The ambiguity inherent in interpreting field data, and the controversial nature of the winner’s curse, provided the motivation for experimental investigations on the subject. Initial experiments conduced by Max H. Bazerman and William F. Samuelson in 1983 showed that inexperienced bidders are quite susceptible to the winner’s curse in a corporate takeover game. John H. Kagel and Dan Levin found similar results in 1986 in first-price sealed-bid common value auctions. Subsequent experiments have focused on the robustness of the phenomena and features of the environment that might attenuate its effects. Does the commonly known presence of an “insider” who knows the true value of the item attenuate the winner’s curse? (No, it does not.) Do open outcry (English) auctions in which bidders with higher value estimates gain information as a consequence of lower valued bidders dropping out attenuate the winner’s curse? (Yes, to some extent, but this experience does not transfer into doing better in sealed-bid auctions.) Are subjects who have learned to avoid the winner’s curse in auctions with relatively few (four) bidders able to avoid it in auctions with larger numbers of rivals (seven) with its more severe adverse selection effect? (No, they are not.) Thus, although bidders are able to avoid the winner’s curse with enough experience, this learning appears to be context specific, so that it does not easily generalize to related environments.
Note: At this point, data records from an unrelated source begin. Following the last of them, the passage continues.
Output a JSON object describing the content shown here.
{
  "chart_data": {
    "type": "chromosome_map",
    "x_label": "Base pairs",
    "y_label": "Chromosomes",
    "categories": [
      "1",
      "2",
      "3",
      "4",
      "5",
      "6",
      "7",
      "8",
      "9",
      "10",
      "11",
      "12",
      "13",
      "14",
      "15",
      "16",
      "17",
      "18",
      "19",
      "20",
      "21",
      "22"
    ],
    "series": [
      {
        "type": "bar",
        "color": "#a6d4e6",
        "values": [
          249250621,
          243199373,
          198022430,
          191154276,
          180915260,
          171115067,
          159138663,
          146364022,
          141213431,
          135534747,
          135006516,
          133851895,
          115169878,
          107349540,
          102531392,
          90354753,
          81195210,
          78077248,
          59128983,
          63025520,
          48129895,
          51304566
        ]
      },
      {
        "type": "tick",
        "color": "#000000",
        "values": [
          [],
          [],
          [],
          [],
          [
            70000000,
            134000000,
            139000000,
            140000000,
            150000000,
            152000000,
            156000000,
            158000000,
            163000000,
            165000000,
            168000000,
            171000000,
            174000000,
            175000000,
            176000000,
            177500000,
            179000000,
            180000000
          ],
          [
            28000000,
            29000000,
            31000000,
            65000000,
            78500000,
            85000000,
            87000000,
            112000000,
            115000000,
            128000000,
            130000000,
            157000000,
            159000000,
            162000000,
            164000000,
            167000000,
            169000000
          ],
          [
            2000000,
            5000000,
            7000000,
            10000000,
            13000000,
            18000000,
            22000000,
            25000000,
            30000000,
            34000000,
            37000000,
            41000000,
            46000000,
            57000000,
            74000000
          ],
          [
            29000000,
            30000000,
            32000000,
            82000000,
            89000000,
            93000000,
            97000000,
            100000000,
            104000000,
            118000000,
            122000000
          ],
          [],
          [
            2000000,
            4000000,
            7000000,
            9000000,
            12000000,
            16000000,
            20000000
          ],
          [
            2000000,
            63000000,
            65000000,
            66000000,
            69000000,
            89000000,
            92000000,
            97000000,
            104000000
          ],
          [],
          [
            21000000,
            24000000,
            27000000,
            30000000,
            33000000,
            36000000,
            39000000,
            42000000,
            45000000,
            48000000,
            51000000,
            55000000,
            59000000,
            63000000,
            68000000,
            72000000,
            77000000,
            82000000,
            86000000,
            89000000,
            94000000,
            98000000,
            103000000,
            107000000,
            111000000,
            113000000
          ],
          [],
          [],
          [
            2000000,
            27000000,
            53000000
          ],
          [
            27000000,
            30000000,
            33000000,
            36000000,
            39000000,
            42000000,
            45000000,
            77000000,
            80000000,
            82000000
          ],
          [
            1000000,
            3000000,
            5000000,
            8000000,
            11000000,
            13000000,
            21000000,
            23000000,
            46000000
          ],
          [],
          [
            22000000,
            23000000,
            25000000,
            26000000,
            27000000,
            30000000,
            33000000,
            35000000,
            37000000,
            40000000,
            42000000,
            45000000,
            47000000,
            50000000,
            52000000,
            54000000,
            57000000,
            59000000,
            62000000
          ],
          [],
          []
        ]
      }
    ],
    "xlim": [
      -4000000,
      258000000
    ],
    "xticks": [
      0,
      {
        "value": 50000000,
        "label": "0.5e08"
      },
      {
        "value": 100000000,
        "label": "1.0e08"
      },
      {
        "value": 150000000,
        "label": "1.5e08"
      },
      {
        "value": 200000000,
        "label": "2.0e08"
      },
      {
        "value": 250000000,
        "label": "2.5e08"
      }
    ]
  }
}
Research has also focused on key public policy issues. As theory predicts, public information that is correlated with the common value raises seller’s revenue in first-price sealed-bid auctions in the absence of a winner’s curse (i.e., for experienced bidders), but contrary to the theory lowers revenue for less experienced bidders who still suffer from a winner’s curse. English auctions, where public information is released endogenously, have the same effect. Finally, there are striking parallels between laboratory outcomes and anomalous findings from field data, along with experiments in which experienced industry executives in the laboratory suffer to the same extent from the winner’s curse as do student subjects, which lead most scholars and a number of other observers to believe that the winner’s curse is alive and well both inside and outside the laboratory (Kagel and Levin, 2002).
Bibliography:
- Bazerman, Max H., and William F. Samuelson. 1983. I Won the Auction but Don’t Want the Prize. Journal of Conflict Resolution 27 (4): 618–634.
- Capen, Edward C., Robert V. Clapp, and William M. Campbell. 1971. Competitive Bidding in High-Risk Situations. Journal of Petroleum Technology 23: 641–653.
- Kagel, John H., and Dan Levin. 1986. The Winner’s Curse and Public Information in Common Value Auctions. The American Economic Review 76 (5): 894–920.
- Kagel, John H., and Dan Levin. 2002. Common Value Auctions and the Winner’s Curse. Princeton, NJ: Princeton University Press.